Data like these play into the elitism of the extremes. They see it as evidence that (unlike themselves) the Americans of the middle are foolish or simply ignorant. Consistency with the left/right divide becomes a proxy for intelligence or plain knowledge. Yet if anything, the moderates show some nuance. They see the merits of both sides.

By so seeing, they reject the second hyperpartisan trait we must shed to better understand the mainstream: the refusal to compromise. The moderate majority wishes to find a balance between legitimate arguments given by both sides. On this, immigration serves as a prime example. The middle understands the need for strong, secure borders. It also takes pride in America’s welcoming desperate refugees or stories of immigrant success in the United States. An outcome this position desires would seek both goals, seeing them as compatible.

In the willingness to compromise, these persons make policy possible again. They make it so that rhetoric can lead to action. Certainly, some persons lack principle. Few Americans can keep up with all they need to know to be informed about a given political situation. But for the most part, these people hold many commonsense views. They look to implement those views for the good of the whole. They may not be able to spout the same talking points as their partisan neighbors.
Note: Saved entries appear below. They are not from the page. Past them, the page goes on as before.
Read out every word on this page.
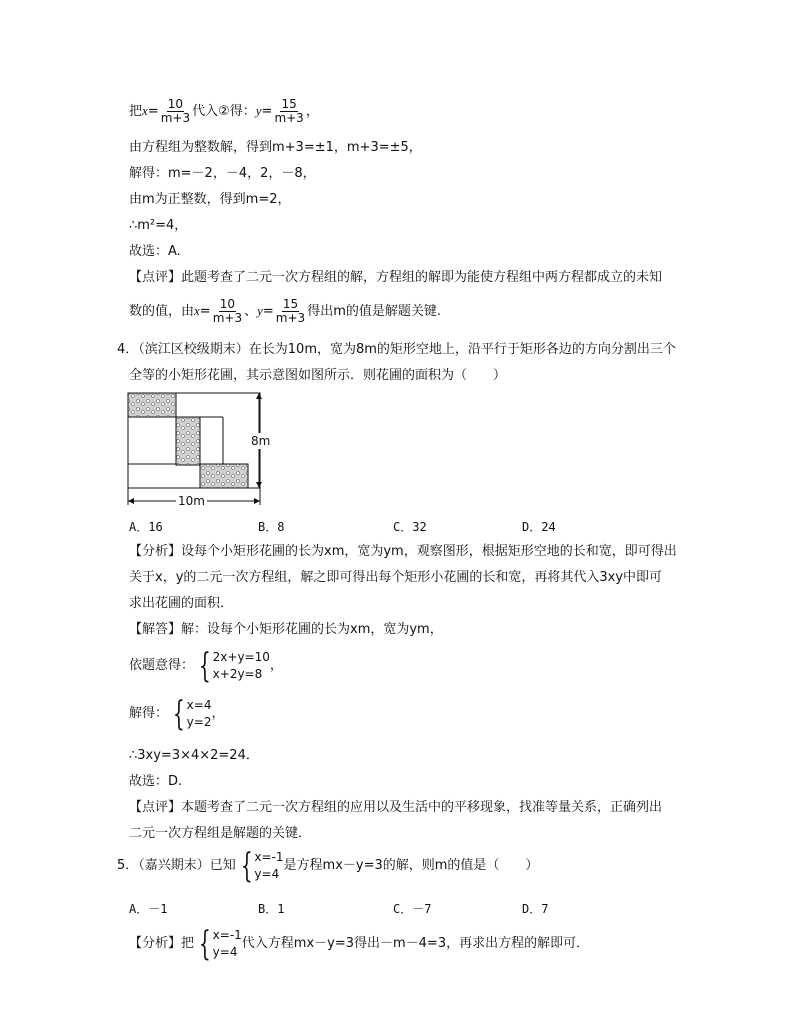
把$x= \frac{10}{m+3}$ 代入②得：$y= \frac{15}{m+3}$ ，
由方程组为整数解，得到m+3=±1，m+3=±5，
解得：m=－2，－4，2，－8，
由m为正整数，得到m=2，
∴m²=4，
故选：A.
【点评】此题考查了二元一次方程组的解，方程组的解即为能使方程组中两方程都成立的未知
数的值，由$x= \frac{10}{m+3}$ 、$y= \frac{15}{m+3}$ 得出m的值是解题关键.
4．（滨江区校级期末）在长为10m，宽为8m的矩形空地上，沿平行于矩形各边的方向分割出三个
全等的小矩形花圃，其示意图如图所示．则花圃的面积为（　　）
8m
10m
A．16	B．8	C．32	D．24
【分析】设每个小矩形花圃的长为xm，宽为ym，观察图形，根据矩形空地的长和宽，即可得出
关于x，y的二元一次方程组，解之即可得出每个矩形小花圃的长和宽，再将其代入3xy中即可
求出花圃的面积．
【解答】解：设每个小矩形花圃的长为xm，宽为ym，
依题意得： { 2x+y=10
x+2y=8
，
解得： { x=4
y=2
，
∴3xy=3×4×2=24．
故选：D.
【点评】本题考查了二元一次方程组的应用以及生活中的平移现象，找准等量关系，正确列出
二元一次方程组是解题的关键．
5．（嘉兴期末）已知 { x=-1
y=4
是方程mx－y=3的解，则m的值是（　　）
A．－1	B．1	C．－7	D．7
【分析】把 { x=-1
y=4
代入方程mx－y=3得出－m－4=3，再求出方程的解即可．
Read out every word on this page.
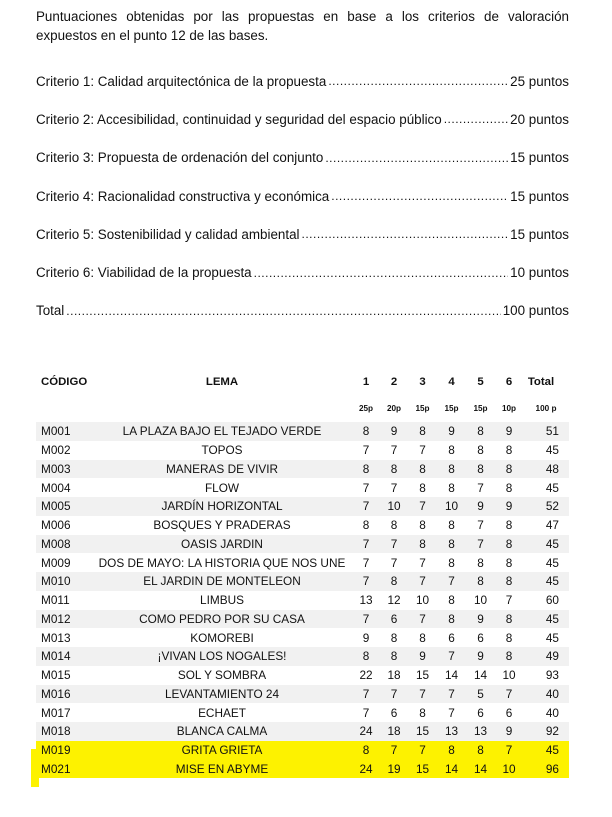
Puntuaciones obtenidas por las propuestas en base a los criterios de valoración expuestos en el punto 12 de las bases.
Criterio 1: Calidad arquitectónica de la propuesta .....	25 puntos
Criterio 2: Accesibilidad, continuidad y seguridad del espacio público .....	20 puntos
Criterio 3: Propuesta de ordenación del conjunto .....	15 puntos
Criterio 4: Racionalidad constructiva y económica .....	15 puntos
Criterio 5: Sostenibilidad y calidad ambiental .....	15 puntos
Criterio 6: Viabilidad de la propuesta .....	10 puntos
Total .....	100 puntos
CÓDIGO	LEMA	1	2	3	4	5	6	Total
		25p	20p	15p	15p	15p	10p	100 p
M001	LA PLAZA BAJO EL TEJADO VERDE	8	9	8	9	8	9	51
M002	TOPOS	7	7	7	8	8	8	45
M003	MANERAS DE VIVIR	8	8	8	8	8	8	48
M004	FLOW	7	7	8	8	7	8	45
M005	JARDÍN HORIZONTAL	7	10	7	10	9	9	52
M006	BOSQUES Y PRADERAS	8	8	8	8	7	8	47
M008	OASIS JARDIN	7	7	8	8	7	8	45
M009	DOS DE MAYO: LA HISTORIA QUE NOS UNE	7	7	7	8	8	8	45
M010	EL JARDIN DE MONTELEON	7	8	7	7	8	8	45
M011	LIMBUS	13	12	10	8	10	7	60
M012	COMO PEDRO POR SU CASA	7	6	7	8	9	8	45
M013	KOMOREBI	9	8	8	6	6	8	45
M014	¡VIVAN LOS NOGALES!	8	8	9	7	9	8	49
M015	SOL Y SOMBRA	22	18	15	14	14	10	93
M016	LEVANTAMIENTO 24	7	7	7	7	5	7	40
M017	ECHAET	7	6	8	7	6	6	40
M018	BLANCA CALMA	24	18	15	13	13	9	92
M019	GRITA GRIETA	8	7	7	8	8	7	45
M021	MISE EN ABYME	24	19	15	14	14	10	96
But they can do more for the American people as a whole.

The real challenge is for this middle to make its voice heard and thereby change the political landscape. To some degree, it requires becoming like the hyperpartisan elites — not in views, but in participation. While not obsessing over politics, this middle must engage enough to make its voice heard. It must participate, not just by voting, but by saying why it voted as it did. The necessary change also requires greater restraint by the media and wisdom from politicians — restraint from media in refusing to play in the dopamine-inducing chase for clicks, which placates the few but exhausts the many; wisdom by politicians to see past rhetorical devices to speak to the broadest swath of the American people in terms that meet them where they are. Doing so might not be Lincoln’s new birth of freedom. But it might result in the resuscitation of a level of reasonableness required for a healthy, properly functioning pluralistic republic.